I have a list of species with details on temperature and other variables that need to be in a wide format to compute analysis. I need to have one row per date and site, and all other variables, like temperature, just the average of the date but respecting the site. Find a diagram of what I need below
I have found ways to do it, but I can not find a way to get the other variables, for example, the temperature or cloud cover averaged by day. I hope someone can help me
CodePudding user response:
where do the numbers come from in the columns starting with sp?
CodePudding user response:
Replace the values in the columns you want to average with the averages before pivoting.

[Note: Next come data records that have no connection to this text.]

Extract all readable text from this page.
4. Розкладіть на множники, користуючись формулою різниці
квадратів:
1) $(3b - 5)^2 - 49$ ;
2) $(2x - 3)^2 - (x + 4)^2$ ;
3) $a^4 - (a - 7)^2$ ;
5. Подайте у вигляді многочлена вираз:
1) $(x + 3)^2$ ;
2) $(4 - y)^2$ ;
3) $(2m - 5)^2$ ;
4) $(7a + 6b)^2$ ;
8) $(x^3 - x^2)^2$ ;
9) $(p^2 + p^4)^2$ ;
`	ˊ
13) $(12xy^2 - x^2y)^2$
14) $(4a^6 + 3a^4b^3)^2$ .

Your example data doesn’t illustrate the problem of having varying temps within a site/date, so I modified the data a bit:
library(tidyverse)
tbl <- tibble(
site = c("A", "A", "A", "B", "B", "B"),
sp = c("sp1", "sp1", "sp2", "sp1", "sp3", "sp4"),
day = c(1, 1, 2, 2, 2, 3),
temp = c(17, 20, 16, 18, 18, 20)
)
tbl
#> # A tibble: 6 x 4
#> site sp day temp
#> <chr> <chr> <dbl> <dbl>
#> 1 A sp1 1 17
#> 2 A sp1 1 20
#> 3 A sp2 2 16
#> 4 B sp1 2 18
#> 5 B sp3 2 18
#> 6 B sp4 3 20
And here’s the averaging step added:
tbl |>
group_by(site, day) |>
mutate(across(where(is.numeric), mean)) |>
pivot_wider(
names_from = sp,
values_from = sp,
values_fn = length,
values_fill = 0L
)
#> # A tibble: 4 x 7
#> # Groups: site, day [4]
#> site day temp sp1 sp2 sp3 sp4
#> <chr> <dbl> <dbl> <int> <int> <int> <int>
#> 1 A 1 18.5 2 0 0 0
#> 2 A 2 16 0 1 0 0
#> 3 B 2 18 1 0 1 0
#> 4 B 3 20 0 0 0 1